The shift is structural. Claude Design lets you ship a deck in minutes. The number of decks in flight per rep is climbing fast. The question for revenue teams isn't "how do I make more decks" anymore. It's "how do I tell which of the decks I'm sending actually landed." Per-slide engagement, tied to a specific recipient, is the signal that survives the bot layer.

Beyond Claude Design: the same flow for other AI tools

The same upload path takes anything that exports self-contained HTML. ChatGPT canvas, v0 demos, Lovable apps, Bolt projects, Manus artifacts, Cursor previews. Same tracked link, same sandboxed viewer, same per-section engagement on every artifact. Claude Design was the forcing function because of how fast it ships polished HTML decks, but the capability covers any AI-generated artifact in the same format.

If you're running multiple AI tools and need a single distribution layer for everything they produce, that's what HummingDeck is. One library, one analytics view, one set of share controls for every deck, artifact, and prototype your team ships.

Hosting the design is half the job

Anthropic's native sharing stops at the boundary of your organization. HummingDeck picks up after the export: tracked link, email validation, per-viewer engagement, forwarding detection. The four steps above take under five minutes end to end.

FAQ

Can I share Claude Design with someone outside my Anthropic organization?

Not natively. Claude Design's sharing is organization-scoped: you can share within your Anthropic Team or grant edit access to colleagues, but you can't generate a public or external link to someone who isn't in your Anthropic organization. To share externally, export the design (standalone HTML, PDF, PPTX, or Canva) and host it on a third-party platform that supports external sharing.

Can Pro or Max plan users share Claude Design?

Pro and Max include Claude Design but don't include a team workspace, so there's no organization to add an external recipient to.

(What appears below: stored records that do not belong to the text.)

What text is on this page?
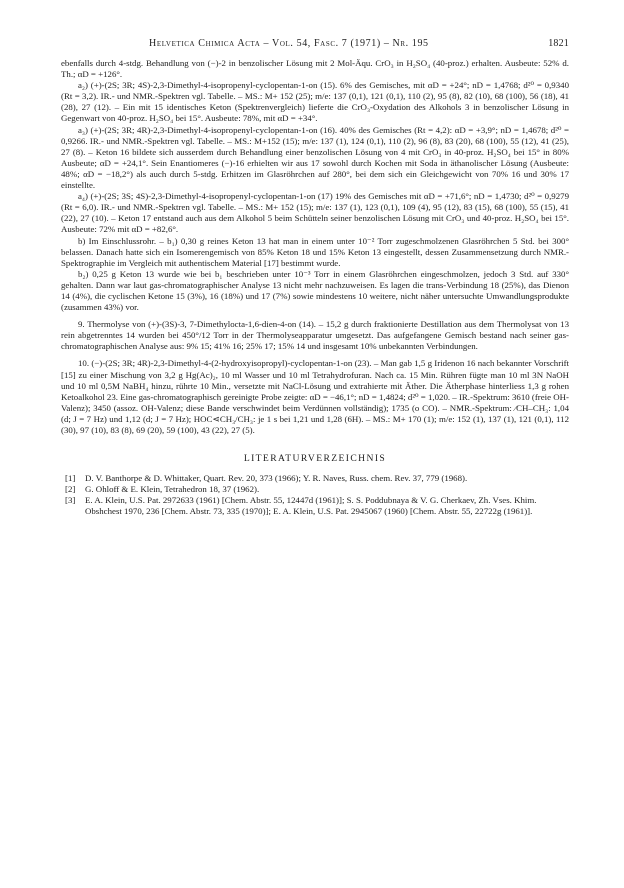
Helvetica Chimica Acta – Vol. 54, Fasc. 7 (1971) – Nr. 195	1821

ebenfalls durch 4-stdg. Behandlung von (−)-2 in benzolischer Lösung mit 2 Mol-Äqu. CrO₃ in H₂SO₄ (40-proz.) erhalten. Ausbeute: 52% d. Th.; αD = +126°.

a₂) (+)-(2S; 3R; 4S)-2,3-Dimethyl-4-isopropenyl-cyclopentan-1-on (15). 6% des Gemisches, mit αD = +24°; nD = 1,4768; d²⁰ = 0,9340 (Rt = 3,2). IR.- und NMR.-Spektren vgl. Tabelle. – MS.: M+ 152 (25); m/e: 137 (0,1), 121 (0,1), 110 (2), 95 (8), 82 (10), 68 (100), 56 (18), 41 (28), 27 (12). – Ein mit 15 identisches Keton (Spektrenvergleich) lieferte die CrO₃-Oxydation des Alkohols 3 in benzolischer Lösung in Gegenwart von 40-proz. H₂SO₄ bei 15°. Ausbeute: 78%, mit αD = +34°.

a₃) (+)-(2S; 3R; 4R)-2,3-Dimethyl-4-isopropenyl-cyclopentan-1-on (16). 40% des Gemisches (Rt = 4,2): αD = +3,9°; nD = 1,4678; d²⁰ = 0,9266. IR.- und NMR.-Spektren vgl. Tabelle. – MS.: M+152 (15); m/e: 137 (1), 124 (0,1), 110 (2), 96 (8), 83 (20), 68 (100), 55 (12), 41 (25), 27 (8). – Keton 16 bildete sich ausserdem durch Behandlung einer benzolischen Lösung von 4 mit CrO₃ in 40-proz. H₂SO₄ bei 15° in 80% Ausbeute; αD = +24,1°. Sein Enantiomeres (−)-16 erhielten wir aus 17 sowohl durch Kochen mit Soda in äthanolischer Lösung (Ausbeute: 48%; αD = −18,2°) als auch durch 5-stdg. Erhitzen im Glasröhrchen auf 280°, bei dem sich ein Gleichgewicht von 70% 16 und 30% 17 einstellte.

a₄) (+)-(2S; 3S; 4S)-2,3-Dimethyl-4-isopropenyl-cyclopentan-1-on (17) 19% des Gemisches mit αD = +71,6°; nD = 1,4730; d²⁰ = 0,9279 (Rt = 6,0). IR.- und NMR.-Spektren vgl. Tabelle. – MS.: M+ 152 (15); m/e: 137 (1), 123 (0,1), 109 (4), 95 (12), 83 (15), 68 (100), 55 (15), 41 (22), 27 (10). – Keton 17 entstand auch aus dem Alkohol 5 beim Schütteln seiner benzolischen Lösung mit CrO₃ und 40-proz. H₂SO₄ bei 15°. Ausbeute: 72% mit αD = +82,6°.

b) Im Einschlussrohr. – b₁) 0,30 g reines Keton 13 hat man in einem unter 10⁻² Torr zugeschmolzenen Glasröhrchen 5 Std. bei 300° belassen. Danach hatte sich ein Isomerengemisch von 85% Keton 18 und 15% Keton 13 eingestellt, dessen Zusammensetzung durch NMR.-Spektrographie im Vergleich mit authentischem Material [17] bestimmt wurde.

b₂) 0,25 g Keton 13 wurde wie bei b₁ beschrieben unter 10⁻³ Torr in einem Glasröhrchen eingeschmolzen, jedoch 3 Std. auf 330° gehalten. Dann war laut gas-chromatographischer Analyse 13 nicht mehr nachzuweisen. Es lagen die trans-Verbindung 18 (25%), das Dienon 14 (4%), die cyclischen Ketone 15 (3%), 16 (18%) und 17 (7%) sowie mindestens 10 weitere, nicht näher untersuchte Umwandlungsprodukte (zusammen 43%) vor.

9. Thermolyse von (+)-(3S)-3, 7-Dimethylocta-1,6-dien-4-on (14). – 15,2 g durch fraktionierte Destillation aus dem Thermolysat von 13 rein abgetrenntes 14 wurden bei 450°/12 Torr in der Thermolyseapparatur umgesetzt. Das aufgefangene Gemisch bestand nach seiner gas-chromatographischen Analyse aus: 9% 15; 41% 16; 25% 17; 15% 14 und insgesamt 10% unbekannten Verbindungen.

10. (−)-(2S; 3R; 4R)-2,3-Dimethyl-4-(2-hydroxyisopropyl)-cyclopentan-1-on (23). – Man gab 1,5 g Iridenon 16 nach bekannter Vorschrift [15] zu einer Mischung von 3,2 g Hg(Ac)₂, 10 ml Wasser und 10 ml Tetrahydrofuran. Nach ca. 15 Min. Rühren fügte man 10 ml 3N NaOH und 10 ml 0,5M NaBH₄ hinzu, rührte 10 Min., versetzte mit NaCl-Lösung und extrahierte mit Äther. Die Ätherphase hinterliess 1,3 g rohen Ketoalkohol 23. Eine gas-chromatographisch gereinigte Probe zeigte: αD = −46,1°; nD = 1,4824; d²⁰ = 1,020. – IR.-Spektrum: 3610 (freie OH-Valenz); 3450 (assoz. OH-Valenz; diese Bande verschwindet beim Verdünnen vollständig); 1735 (o CO). – NMR.-Spektrum: ⁄CH–CH₃: 1,04 (d; J = 7 Hz) und 1,12 (d; J = 7 Hz); HOC⋖CH₃/CH₃: je 1 s bei 1,21 und 1,28 (6H). – MS.: M+ 170 (1); m/e: 152 (1), 137 (1), 121 (0,1), 112 (30), 97 (10), 83 (8), 69 (20), 59 (100), 43 (22), 27 (5).

LITERATURVERZEICHNIS
[1]	D. V. Banthorpe & D. Whittaker, Quart. Rev. 20, 373 (1966); Y. R. Naves, Russ. chem. Rev. 37, 779 (1968).
[2]	G. Ohloff & E. Klein, Tetrahedron 18, 37 (1962).
[3]	E. A. Klein, U.S. Pat. 2972633 (1961) [Chem. Abstr. 55, 12447d (1961)]; S. S. Poddubnaya & V. G. Cherkaev, Zh. Vses. Khim. Obshchest 1970, 236 [Chem. Abstr. 73, 335 (1970)]; E. A. Klein, U.S. Pat. 2945067 (1960) [Chem. Abstr. 55, 22722g (1961)].
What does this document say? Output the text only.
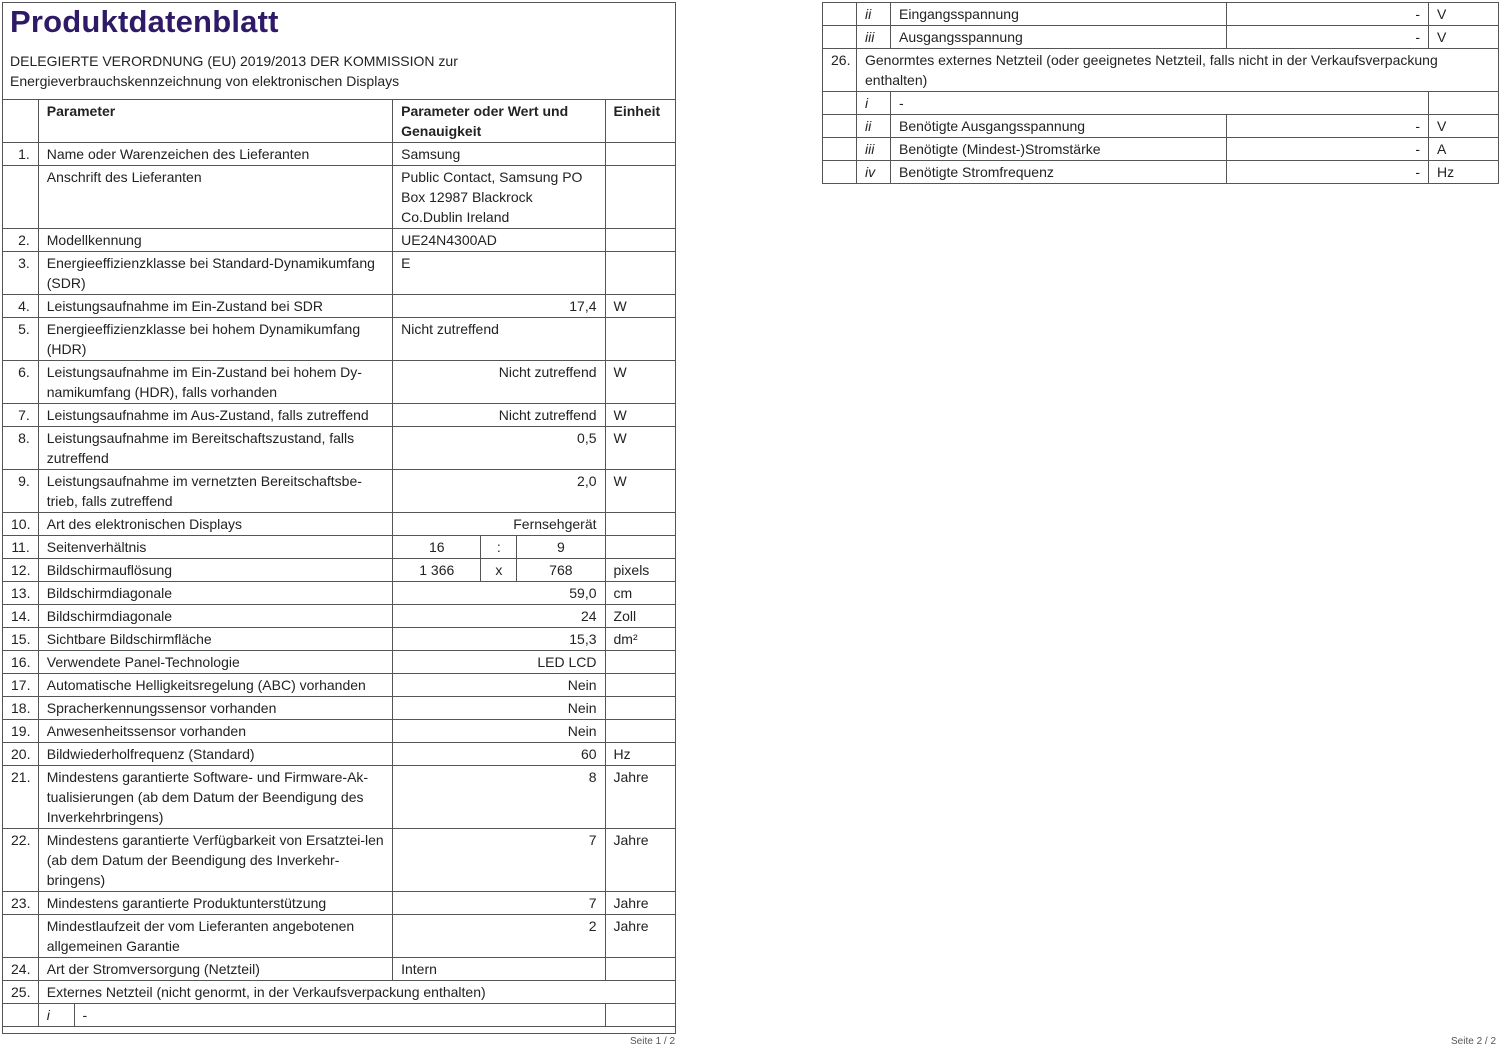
Produktdatenblatt
DELEGIERTE VERORDNUNG (EU) 2019/2013 DER KOMMISSION zur Energieverbrauchskennzeichnung von elektronischen Displays
	Parameter		Parameter oder Wert und Genauigkeit			Einheit
1.	Name oder Warenzeichen des Lieferanten		Samsung			
	Anschrift des Lieferanten		Public Contact, Samsung PO Box 12987 Blackrock Co.Dublin Ireland			
2.	Modellkennung		UE24N4300AD			
3.	Energieeffizienzklasse bei Standard-Dynamikumfang (SDR)		E			
4.	Leistungsaufnahme im Ein-Zustand bei SDR		17,4			W
5.	Energieeffizienzklasse bei hohem Dynamikumfang (HDR)		Nicht zutreffend			
6.	Leistungsaufnahme im Ein-Zustand bei hohem Dy-namikumfang (HDR), falls vorhanden		Nicht zutreffend			W
7.	Leistungsaufnahme im Aus-Zustand, falls zutreffend		Nicht zutreffend			W
8.	Leistungsaufnahme im Bereitschaftszustand, falls zutreffend		0,5			W
9.	Leistungsaufnahme im vernetzten Bereitschaftsbe-trieb, falls zutreffend		2,0			W
10.	Art des elektronischen Displays		Fernsehgerät			
11.	Seitenverhältnis		16	:	9	
12.	Bildschirmauflösung		1 366	x	768	pixels
13.	Bildschirmdiagonale		59,0			cm
14.	Bildschirmdiagonale		24			Zoll
15.	Sichtbare Bildschirmfläche		15,3			dm²
16.	Verwendete Panel-Technologie		LED LCD			
17.	Automatische Helligkeitsregelung (ABC) vorhanden		Nein			
18.	Spracherkennungssensor vorhanden		Nein			
19.	Anwesenheitssensor vorhanden		Nein			
20.	Bildwiederholfrequenz (Standard)		60			Hz
21.	Mindestens garantierte Software- und Firmware-Ak-tualisierungen (ab dem Datum der Beendigung des Inverkehrbringens)		8			Jahre
22.	Mindestens garantierte Verfügbarkeit von Ersatztei-len (ab dem Datum der Beendigung des Inverkehr-bringens)		7			Jahre
23.	Mindestens garantierte Produktunterstützung		7			Jahre
	Mindestlaufzeit der vom Lieferanten angebotenen allgemeinen Garantie		2			Jahre
24.	Art der Stromversorgung (Netzteil)		Intern			
25.	Externes Netzteil (nicht genormt, in der Verkaufsverpackung enthalten)					
	i	-				
	ii	Eingangsspannung	-	V
	iii	Ausgangsspannung	-	V
26.	Genormtes externes Netzteil (oder geeignetes Netzteil, falls nicht in der Verkaufsverpackung enthalten)			
	i	-		
	ii	Benötigte Ausgangsspannung	-	V
	iii	Benötigte (Mindest-)Stromstärke	-	A
	iv	Benötigte Stromfrequenz	-	Hz
Seite 1 / 2	Seite 2 / 2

Exporting to standalone HTML and hosting externally is the workflow most Pro and Max users use when they need to send a Claude Design to a client or collaborator.

Anthropic's native sharing doesn't support a viewer-level access layer for external recipients. To restrict access on an externally shared Claude Design, export it as standalone HTML and host it on a platform with an access layer. HummingDeck supports email validation (each viewer enters their email and receives a one-time code before access); tiiny.host supports a static password on its Solo tier and above.

Can I see who viewed my Claude Design?

Anthropic's native sharing shows who has access (people in your organization) but doesn't report per-viewer engagement: when they opened it, how long they stayed, which sections they looked at. For per-viewer engagement on a shared Claude Design, export and host on a platform with per-viewer analytics like HummingDeck.

What's the best way to send a Claude Design to a client or investor?

Export the design from Claude (standalone HTML or PDF), upload it to a tracked-sharing platform like HummingDeck, turn on email validation so you capture the recipient's address, and send the resulting share link. You'll know if they opened it, what they looked at, and whether they forwarded it to anyone else in their organization.

Why doesn't Claude Design let me share with people outside my organization?

It's an architectural choice. Anthropic positioned Claude Design as an in-team collaboration product (similar to Figma or Notion's team workspace model), not as a public-link distribution tool. External sharing is a different use case (investor decks, client deliverables, prospect materials), and it's solved by exporting and using a separate hosting layer for that step.